Faut laisser faire, c'est très bien.

With time …
With time everything goes away
We forget the face
and we forget the voice
When the heart beats no more
It’s not worth looking any further
You must let it go and that’s okay.

Avec le temps,
avec le temps, va, tout s'en va.
L'autre qu'on adorait,
qu'on cherchait sous la pluie ;
l'autre qu'on devinait au détour d'un regard
entre les lignes, entres les mots
et sous le fard d'un serment maquillé
qui s'en va faire sa nuit;

With time …
With time everything goes away
The one we adored,
Whom we looked after in the rain
The one we understood with a simple glance
Between the words, between the lines
And under the make-up of a disguised promise
Which disappear into the night;

avec le temps tout s'évanouit...
Avec le temps,
Avec le temps, va, tout s'en va.
Même les plus chouettes souvenirs,
ça t'a une de ces gueules.
A la galerie "J'farfouille"
dans les rayons de la mort,
le samedi soir quand la tendresse s'en va toute seule.

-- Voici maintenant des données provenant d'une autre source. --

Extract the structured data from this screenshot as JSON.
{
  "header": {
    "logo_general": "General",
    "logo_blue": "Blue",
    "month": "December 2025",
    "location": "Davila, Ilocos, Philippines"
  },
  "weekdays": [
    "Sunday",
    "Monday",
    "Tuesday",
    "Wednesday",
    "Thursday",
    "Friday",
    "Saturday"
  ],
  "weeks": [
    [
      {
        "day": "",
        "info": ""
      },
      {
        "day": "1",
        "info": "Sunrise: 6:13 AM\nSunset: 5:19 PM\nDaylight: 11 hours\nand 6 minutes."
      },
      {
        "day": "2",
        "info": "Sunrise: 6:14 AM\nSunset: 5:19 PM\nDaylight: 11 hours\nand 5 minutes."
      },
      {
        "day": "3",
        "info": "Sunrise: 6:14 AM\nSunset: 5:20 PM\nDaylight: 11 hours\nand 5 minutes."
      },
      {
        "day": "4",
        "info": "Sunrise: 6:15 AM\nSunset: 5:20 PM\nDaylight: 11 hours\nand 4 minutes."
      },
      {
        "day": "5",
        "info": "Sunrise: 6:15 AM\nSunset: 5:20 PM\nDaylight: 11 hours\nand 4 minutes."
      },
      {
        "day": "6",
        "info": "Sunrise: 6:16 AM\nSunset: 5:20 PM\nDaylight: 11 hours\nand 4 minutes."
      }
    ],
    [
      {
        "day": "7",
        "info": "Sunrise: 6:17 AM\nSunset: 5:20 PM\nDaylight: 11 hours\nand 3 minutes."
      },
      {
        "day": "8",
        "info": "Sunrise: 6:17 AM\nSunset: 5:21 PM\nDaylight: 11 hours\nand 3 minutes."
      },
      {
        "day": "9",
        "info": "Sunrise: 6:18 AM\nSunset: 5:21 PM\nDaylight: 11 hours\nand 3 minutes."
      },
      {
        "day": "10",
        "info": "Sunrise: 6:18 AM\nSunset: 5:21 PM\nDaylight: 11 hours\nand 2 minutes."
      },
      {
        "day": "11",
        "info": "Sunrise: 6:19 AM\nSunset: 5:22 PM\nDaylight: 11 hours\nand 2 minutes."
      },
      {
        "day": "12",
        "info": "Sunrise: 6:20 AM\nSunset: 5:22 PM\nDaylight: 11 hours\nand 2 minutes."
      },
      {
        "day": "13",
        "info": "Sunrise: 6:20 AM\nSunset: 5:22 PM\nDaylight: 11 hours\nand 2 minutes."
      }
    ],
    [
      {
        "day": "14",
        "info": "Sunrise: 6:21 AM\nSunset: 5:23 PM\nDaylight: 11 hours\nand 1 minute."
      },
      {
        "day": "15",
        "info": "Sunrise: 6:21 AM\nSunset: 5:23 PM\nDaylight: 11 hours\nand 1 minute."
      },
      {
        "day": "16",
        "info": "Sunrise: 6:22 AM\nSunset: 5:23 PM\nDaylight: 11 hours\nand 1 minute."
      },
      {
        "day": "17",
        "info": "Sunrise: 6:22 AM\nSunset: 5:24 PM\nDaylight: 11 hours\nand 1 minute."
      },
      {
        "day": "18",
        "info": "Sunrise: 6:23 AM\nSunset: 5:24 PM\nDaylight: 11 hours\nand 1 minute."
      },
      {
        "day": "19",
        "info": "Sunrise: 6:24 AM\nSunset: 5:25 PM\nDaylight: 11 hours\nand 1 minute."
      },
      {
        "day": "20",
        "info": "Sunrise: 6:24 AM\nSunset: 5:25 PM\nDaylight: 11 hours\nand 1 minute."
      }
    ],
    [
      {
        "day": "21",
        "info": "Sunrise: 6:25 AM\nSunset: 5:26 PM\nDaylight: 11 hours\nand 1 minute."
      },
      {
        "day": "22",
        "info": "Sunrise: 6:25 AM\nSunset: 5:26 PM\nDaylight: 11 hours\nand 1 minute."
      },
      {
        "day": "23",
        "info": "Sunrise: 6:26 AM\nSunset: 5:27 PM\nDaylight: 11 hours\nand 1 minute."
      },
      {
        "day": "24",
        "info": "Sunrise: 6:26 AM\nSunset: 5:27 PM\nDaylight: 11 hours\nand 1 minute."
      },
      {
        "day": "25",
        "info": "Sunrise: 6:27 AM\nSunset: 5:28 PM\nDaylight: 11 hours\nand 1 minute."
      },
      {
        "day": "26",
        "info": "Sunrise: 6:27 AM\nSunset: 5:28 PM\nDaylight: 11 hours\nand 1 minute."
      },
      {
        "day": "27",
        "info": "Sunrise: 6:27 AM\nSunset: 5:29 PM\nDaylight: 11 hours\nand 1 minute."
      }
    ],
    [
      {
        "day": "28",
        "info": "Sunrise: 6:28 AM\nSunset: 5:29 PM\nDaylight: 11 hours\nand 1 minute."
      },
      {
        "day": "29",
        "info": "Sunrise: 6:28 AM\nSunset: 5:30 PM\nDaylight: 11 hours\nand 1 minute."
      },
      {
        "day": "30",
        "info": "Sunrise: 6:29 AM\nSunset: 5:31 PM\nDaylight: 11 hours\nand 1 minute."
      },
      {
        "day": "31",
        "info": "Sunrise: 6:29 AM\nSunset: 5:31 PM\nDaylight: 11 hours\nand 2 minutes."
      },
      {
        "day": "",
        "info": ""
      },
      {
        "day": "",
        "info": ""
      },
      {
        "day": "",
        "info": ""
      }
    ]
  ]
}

With time everything vanishes…
With time…
With time everything goes away
Even the dearest memories,
got a strange makeover.
As I rummaged into the gallery of the Past
In the alley of Death,
on Saturday evening when tenderness departs alone.

Avec le temps,
avec le temps, va, tout s'en va…
L'autre à qui l'on croyait,
pour un rhume, pour un rien.
L'autre à qui l'on donnait du vent et des bijoux;
pour qui l'on eût vendu son âme pour quelques sous.
Devant quoi l'on s'traînait comme traînent les chiens.

With time…
With time everything goes away
The other person we believed in
For nursing a cold, for any little thing
The other person for whom we gave fresh air and jewels
For whom we would have sold our souls for pennies
In front of whom, we crawled like dogs.

Avec le temps tout va bien
Avec le temps,
Avec le temps, va, tout s'en va…
On oublie les passions et l'on oublie les voix
qui vous disaient tout bas, les mots des pauvres gens:
“Ne rentre pas trop tard,” "surtout ne prends pas froid."